根据上述的#00 pc 000631a0可以使用addr2line ndk自带的工具分析指向奔溃的代码如下:

addr2line.exe -e D:\xxx\libANG.so 000631a0
D:/xxx/libusb/sync.c:39
static void LIBUSB_CALL sync_transfer_cb(struct libusb_transfer *transfer)
{
	int *completed = transfer->user_data;
	*completed = 1;
	usbi_dbg("actual_length=%d", transfer->actual_length);
	/* caller interprets result and frees transfer */
}

指向的代码是*completed = 1;即completed指针是0x0,但还对其指向的地址操作赋值为1。

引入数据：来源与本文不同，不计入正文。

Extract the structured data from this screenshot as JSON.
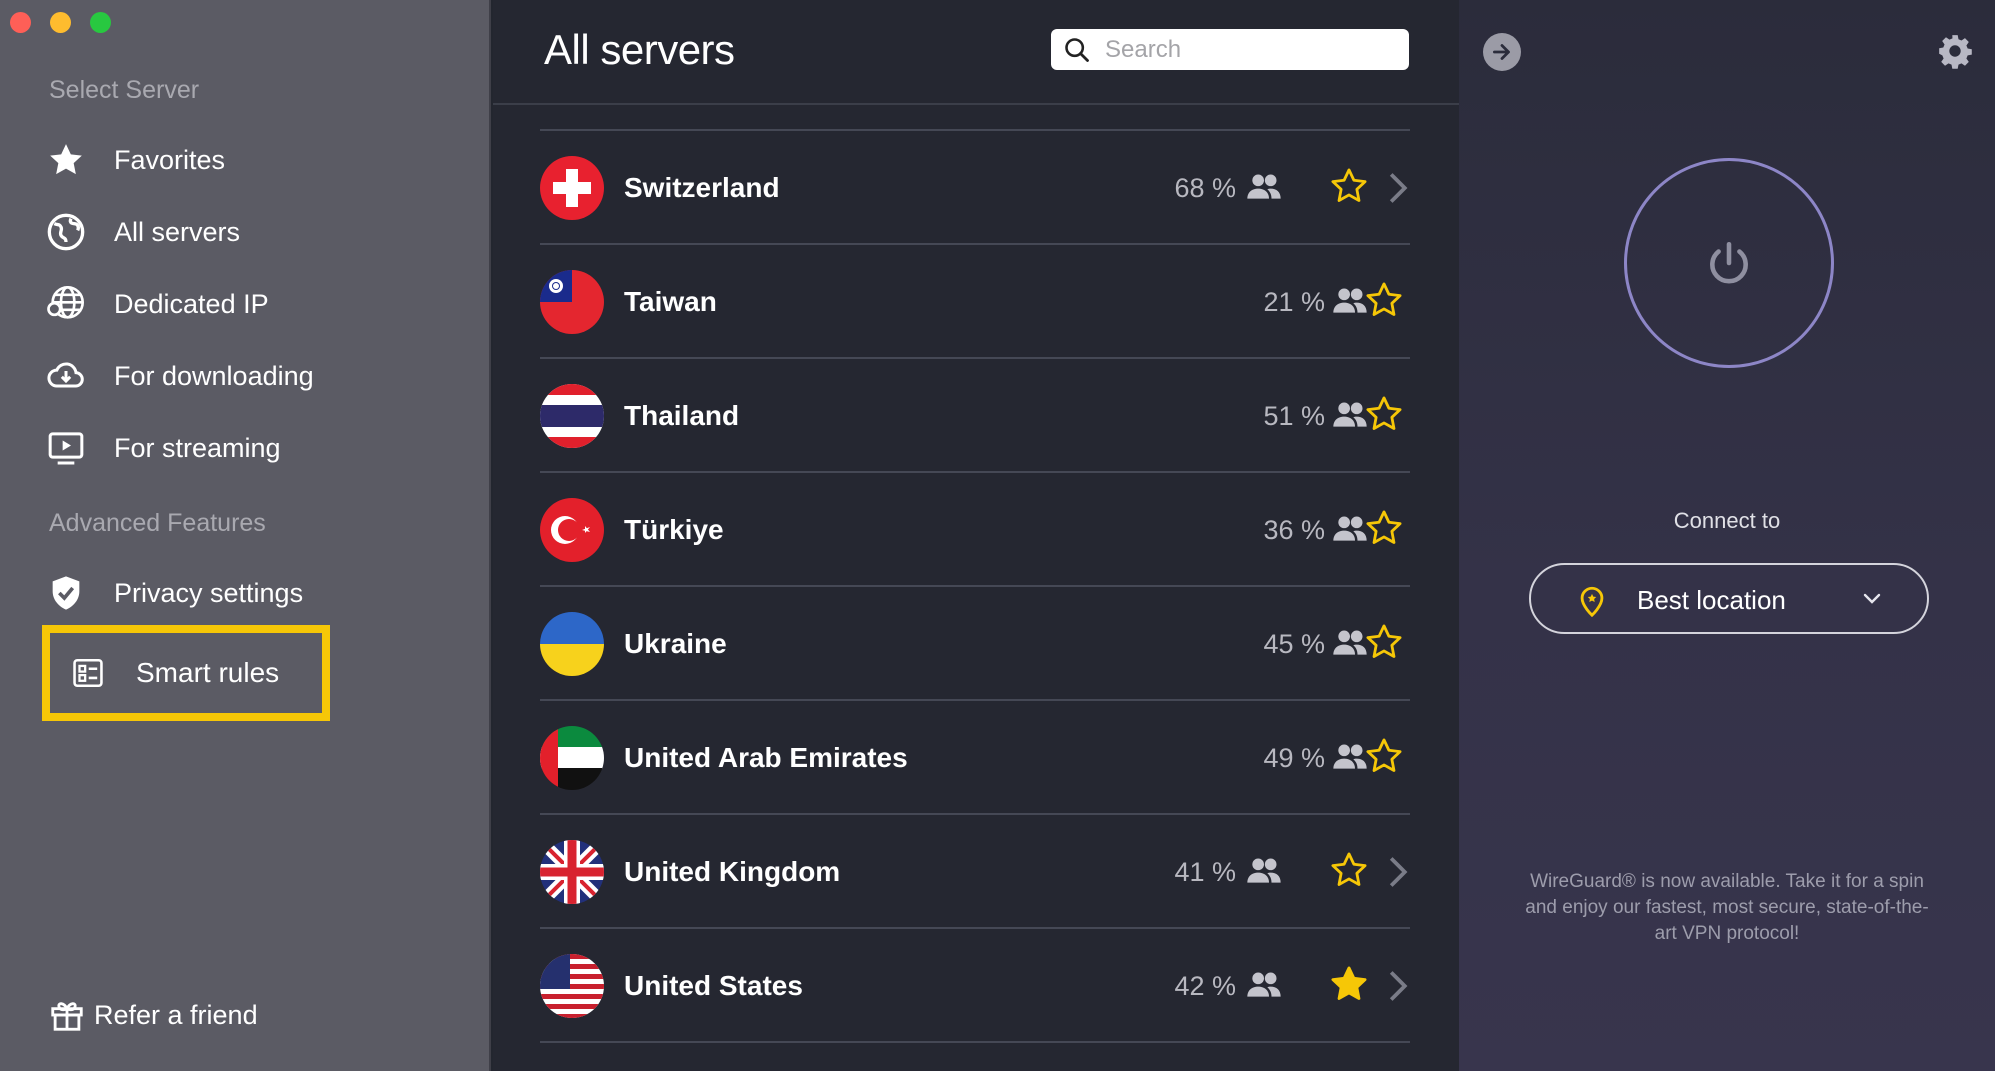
{
  "sidebar": {
    "section_select": "Select Server",
    "items": [
      {
        "label": "Favorites",
        "icon": "star-icon"
      },
      {
        "label": "All servers",
        "icon": "globe-icon"
      },
      {
        "label": "Dedicated IP",
        "icon": "dedicated-ip-icon"
      },
      {
        "label": "For downloading",
        "icon": "cloud-download-icon"
      },
      {
        "label": "For streaming",
        "icon": "play-screen-icon"
      }
    ],
    "section_advanced": "Advanced Features",
    "privacy": {
      "label": "Privacy settings",
      "icon": "shield-check-icon"
    },
    "smart_rules": {
      "label": "Smart rules",
      "icon": "rules-list-icon",
      "highlight_color": "#f6c707"
    },
    "refer": {
      "label": "Refer a friend",
      "icon": "gift-icon"
    }
  },
  "main": {
    "title": "All servers",
    "search": {
      "placeholder": "Search"
    },
    "servers": [
      {
        "country": "Switzerland",
        "load": "68 %",
        "favorite": false,
        "has_chevron": true
      },
      {
        "country": "Taiwan",
        "load": "21 %",
        "favorite": false,
        "has_chevron": false
      },
      {
        "country": "Thailand",
        "load": "51 %",
        "favorite": false,
        "has_chevron": false
      },
      {
        "country": "Türkiye",
        "load": "36 %",
        "favorite": false,
        "has_chevron": false
      },
      {
        "country": "Ukraine",
        "load": "45 %",
        "favorite": false,
        "has_chevron": false
      },
      {
        "country": "United Arab Emirates",
        "load": "49 %",
        "favorite": false,
        "has_chevron": false
      },
      {
        "country": "United Kingdom",
        "load": "41 %",
        "favorite": false,
        "has_chevron": true
      },
      {
        "country": "United States",
        "load": "42 %",
        "favorite": true,
        "has_chevron": true
      }
    ]
  },
  "right": {
    "connect_label": "Connect to",
    "location": "Best location",
    "notice": "WireGuard® is now available. Take it for a spin and enjoy our fastest, most secure, state-of-the-art VPN protocol!"
  },
  "colors": {
    "accent_yellow": "#f6c707",
    "power_ring": "#8d86c7"
  }
}
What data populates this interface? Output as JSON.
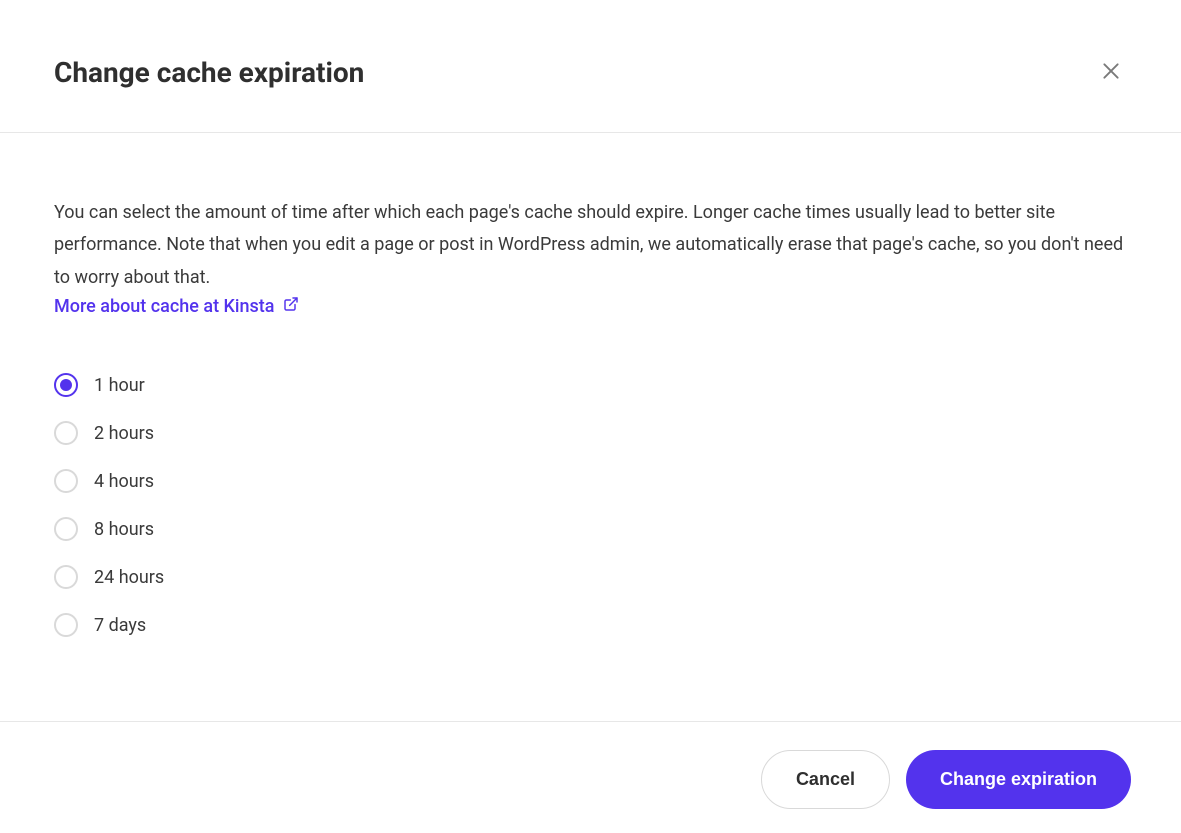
{
  "dialog": {
    "title": "Change cache expiration",
    "description": "You can select the amount of time after which each page's cache should expire. Longer cache times usually lead to better site performance. Note that when you edit a page or post in WordPress admin, we automatically erase that page's cache, so you don't need to worry about that.",
    "link_label": "More about cache at Kinsta",
    "options": [
      {
        "label": "1 hour",
        "selected": true
      },
      {
        "label": "2 hours",
        "selected": false
      },
      {
        "label": "4 hours",
        "selected": false
      },
      {
        "label": "8 hours",
        "selected": false
      },
      {
        "label": "24 hours",
        "selected": false
      },
      {
        "label": "7 days",
        "selected": false
      }
    ],
    "cancel_label": "Cancel",
    "submit_label": "Change expiration"
  },
  "colors": {
    "accent": "#5333ed"
  }
}
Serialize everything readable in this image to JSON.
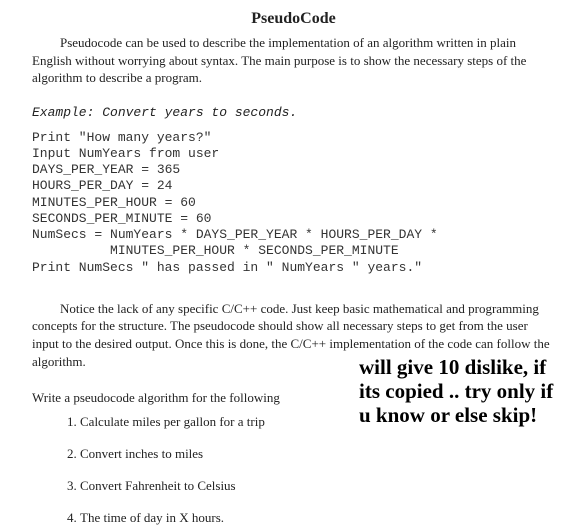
{
  "title": "PseudoCode",
  "intro": "Pseudocode can be used to describe the implementation of an algorithm written in plain English without worrying about syntax.  The main purpose is to show the necessary steps of the algorithm to describe a program.",
  "example_label": "Example: Convert years to seconds.",
  "code": "Print \"How many years?\"\nInput NumYears from user\nDAYS_PER_YEAR = 365\nHOURS_PER_DAY = 24\nMINUTES_PER_HOUR = 60\nSECONDS_PER_MINUTE = 60\nNumSecs = NumYears * DAYS_PER_YEAR * HOURS_PER_DAY *\n          MINUTES_PER_HOUR * SECONDS_PER_MINUTE\nPrint NumSecs \" has passed in \" NumYears \" years.\"",
  "explain": "Notice the lack of any specific C/C++ code.  Just keep basic mathematical and programming concepts for the structure.   The pseudocode should show all necessary steps to get from the user input to the desired output.  Once this is done, the C/C++ implementation of the code can follow the algorithm.",
  "prompt": "Write a pseudocode algorithm for the following",
  "tasks": [
    "Calculate miles per gallon for a trip",
    "Convert inches to miles",
    "Convert Fahrenheit to Celsius",
    "The time of day in X hours."
  ],
  "overlay_note": "will give 10 dislike, if its copied .. try only if u know or else skip!"
}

sync_transfer_cb()函数是进行libusb_control_transfer()和libusb_bulk_transfer()函数传输时的回调函数,这两个函数分别对应控制传输和批量传输,都是同步函数,如libusb_control_transfer()的源码如下:

int API_EXPORTED libusb_control_transfer(libusb_device_handle *dev_handle,
	uint8_t bmRequestType, uint8_t bRequest, uint16_t wValue, uint16_t wIndex,
	unsigned char *data, uint16_t wLength, unsigned int timeout)
{
	struct libusb_transfer *transfer = libusb_alloc_transfer(0);
	unsigned char *buffer;
	int completed = 0;
	int r;

	if (UNLIKELY(!transfer)) {
		return LIBUSB_ERROR_NO_MEM;
	}

	buffer = (unsigned char*) malloc(LIBUSB_CONTROL_SETUP_SIZE + wLength);
	if (UNLIKELY(!buffer)) {
		libusb_free_transfer(transfer);
		return LIBUSB_ERROR_NO_MEM;
	}

	libusb_fill_control_setup(buffer, bmRequestType, bRequest, wValue, wIndex, wLength);
	if ((bmRequestType & LIBUSB_ENDPOINT_DIR_MASK) == LIBUSB_ENDPOINT_OUT)
		memcpy(buffer + LIBUSB_CONTROL_SETUP_SIZE, data, wLength);

	libusb_fill_control_transfer(transfer, dev_handle, buffer,
		sync_transfer_cb, &completed, timeout);
	transfer->flags = LIBUSB_TRANSFER_FREE_BUFFER;
	r = libusb_submit_transfer(transfer);
	if (UNLIKELY(r < 0)) {
		libusb_free_transfer(transfer);
		return r;
	}

	sync_transfer_wait_for_completion(transfer);

	...

	libusb_free_transfer(transfer);

	return r;
}

具体的逻辑如下:

  1. libusb_alloc_transfer()申请libusb_transfer内存
  2. libusb_fill_control_transfer()填充libusb_transfer
  3. libusb_submit_transfer()提交libusb_transfer
  4. sync_transfer_wait_for_completion()堵塞等待传输的返回数据,由sync_transfer_cb()回调
  5. libusb_free_transfer()释放申请的libusb_transfer内存

出现问题时是回调函数sync_transfer_cb()中的*completed = 1,completed 是上面步骤2libusb_fill_control_transfer时填充的,除非执行回调函数sync_transfer_cb()时刚好执行完libusb_free_transfer(),否则completed 不可能为NULL,libusb_free_transfer()函数如下:

void API_EXPORTED libusb_free_transfer(struct libusb_transfer *transfer) {

	struct usbi_transfer *itransfer;
	if (UNLIKELY(!transfer))
		return;

	if (transfer->flags & LIBUSB_TRANSFER_FREE_BUFFER && transfer->buffer)
		free(transfer->buffer);

	itransfer = LIBUSB_TRANSFER_TO_USBI_TRANSFER(transfer);
	usbi_mutex_destroy(&itransfer->lock);
	free(itransfer);
	transfer->user_data = NULL;	// XXX
}

上面的transfer->user_data = NULL即为将completed 置空。现在来分析下什么情况下在执行sync_transfer_cb()时刚好执行完libusb_free_transfer()。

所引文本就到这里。